Reklama

"XXY": RECENZJA

"XXY" Lucii Puenzo to subtelne i przenikliwe studium młodzieńczego lęku - wywołanego czymś więcej niż tylko mglistym uczuciem, które bada psychiczne piętno problemu niejednoznacznej seksualności.

Obraz Puenzo na pewno ma wiele wspólnego ze standardowym przedstawieniem konfliktu dziecko-rodzic, ale wrażliwe podejście do delikatnego tematu sprawia, że film zapada w pamięć.

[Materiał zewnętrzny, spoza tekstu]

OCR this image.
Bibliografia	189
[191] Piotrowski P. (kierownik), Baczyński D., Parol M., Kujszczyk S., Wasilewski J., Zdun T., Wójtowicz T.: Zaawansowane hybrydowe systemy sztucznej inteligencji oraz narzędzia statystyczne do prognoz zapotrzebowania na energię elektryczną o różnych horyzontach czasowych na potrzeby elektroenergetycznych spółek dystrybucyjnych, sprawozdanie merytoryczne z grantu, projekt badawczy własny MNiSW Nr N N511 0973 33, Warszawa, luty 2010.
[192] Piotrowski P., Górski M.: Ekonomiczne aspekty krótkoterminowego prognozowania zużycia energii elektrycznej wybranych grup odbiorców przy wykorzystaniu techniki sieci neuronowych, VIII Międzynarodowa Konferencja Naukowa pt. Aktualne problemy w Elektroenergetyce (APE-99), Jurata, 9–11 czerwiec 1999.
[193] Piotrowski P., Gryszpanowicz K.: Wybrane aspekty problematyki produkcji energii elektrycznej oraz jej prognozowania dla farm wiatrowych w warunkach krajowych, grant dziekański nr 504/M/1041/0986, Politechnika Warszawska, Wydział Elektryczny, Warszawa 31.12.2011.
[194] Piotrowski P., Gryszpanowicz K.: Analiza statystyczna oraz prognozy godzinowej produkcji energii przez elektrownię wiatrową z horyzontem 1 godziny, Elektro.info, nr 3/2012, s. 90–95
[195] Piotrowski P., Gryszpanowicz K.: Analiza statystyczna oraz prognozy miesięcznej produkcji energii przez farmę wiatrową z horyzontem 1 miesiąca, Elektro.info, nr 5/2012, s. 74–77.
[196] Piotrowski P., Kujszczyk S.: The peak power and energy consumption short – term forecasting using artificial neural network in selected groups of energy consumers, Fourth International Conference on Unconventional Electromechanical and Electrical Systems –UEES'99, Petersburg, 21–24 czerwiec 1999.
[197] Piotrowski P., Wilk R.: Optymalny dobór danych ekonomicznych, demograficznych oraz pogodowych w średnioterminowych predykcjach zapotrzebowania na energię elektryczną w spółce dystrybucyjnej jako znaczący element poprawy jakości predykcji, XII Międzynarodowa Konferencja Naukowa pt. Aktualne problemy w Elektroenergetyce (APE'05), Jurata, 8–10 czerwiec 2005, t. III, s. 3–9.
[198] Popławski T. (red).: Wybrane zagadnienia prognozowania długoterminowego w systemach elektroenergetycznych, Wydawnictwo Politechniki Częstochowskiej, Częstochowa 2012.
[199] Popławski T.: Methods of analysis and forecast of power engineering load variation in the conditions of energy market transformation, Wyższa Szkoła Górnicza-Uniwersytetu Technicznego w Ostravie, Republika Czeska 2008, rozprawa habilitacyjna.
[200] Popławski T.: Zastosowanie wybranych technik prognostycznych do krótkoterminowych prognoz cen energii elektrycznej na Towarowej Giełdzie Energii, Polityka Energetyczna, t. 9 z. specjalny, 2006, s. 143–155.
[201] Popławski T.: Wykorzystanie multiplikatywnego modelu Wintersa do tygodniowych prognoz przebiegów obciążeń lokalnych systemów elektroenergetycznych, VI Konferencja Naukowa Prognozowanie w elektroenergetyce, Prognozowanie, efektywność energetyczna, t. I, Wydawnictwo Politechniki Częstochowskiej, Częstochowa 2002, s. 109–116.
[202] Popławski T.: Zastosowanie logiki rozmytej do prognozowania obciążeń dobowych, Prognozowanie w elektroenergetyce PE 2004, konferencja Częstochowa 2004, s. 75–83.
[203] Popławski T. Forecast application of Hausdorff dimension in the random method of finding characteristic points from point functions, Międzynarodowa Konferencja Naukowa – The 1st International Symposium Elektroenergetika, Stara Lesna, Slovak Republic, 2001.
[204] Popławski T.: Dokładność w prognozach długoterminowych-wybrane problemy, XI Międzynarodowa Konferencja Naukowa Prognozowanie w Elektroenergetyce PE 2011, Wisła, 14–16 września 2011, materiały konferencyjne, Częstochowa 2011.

/.../ Nastoletnia Alex (Ines Efron) przenosi się wraz z rodzicami z Argentyny do Urugwaju. Pomimo zwiastującego problematykę tytułu, nie od razu poznajemy przyczynę przeprowadzki i wyraźnego wyobcowania Alex, która/który okazuje się hermafrodytą.

Reklama

Wchodząc w wiek dojrzewania, Alex musi zdecydować o swojej przyszłości. Jednak podjęcie decyzji komplikuje przybycie przyjaciół rodziny: chirurga plastycznego Ramiro (German Palacios), Eriki (Carolina Pelereti ) i ich syna Alvaro (Martin Piroyanski). Ledwie przyjeżdżają, Alex od razu proponuje Alvaro seks. W międzyczasie rozwala nos miejscowemu chłopakowi o imieniu Vando (Luciano Nobile), który robi niestosowne uwagi na temat jej płci. /.../

Wszystko pokazane jest bez zbytecznych stylizacyjnych cudów - długie ujęcia w prawdziwym stylu nowego argentyńskiego kina: nastrojowe kadry - plaża, wiatr oraz nieliczne, ale pełne emocji, dialogi (jesteśmy świadkami zaledwie kilku intymnych rozmów). Technicznie najlepsza jest długa nocna scena na plaży, podczas której Alex, Alvaro i Vando przez parę minut po prostu siedzą pogrążeni w ciszy, ciężkiej od niedających się wyrazić uczuć.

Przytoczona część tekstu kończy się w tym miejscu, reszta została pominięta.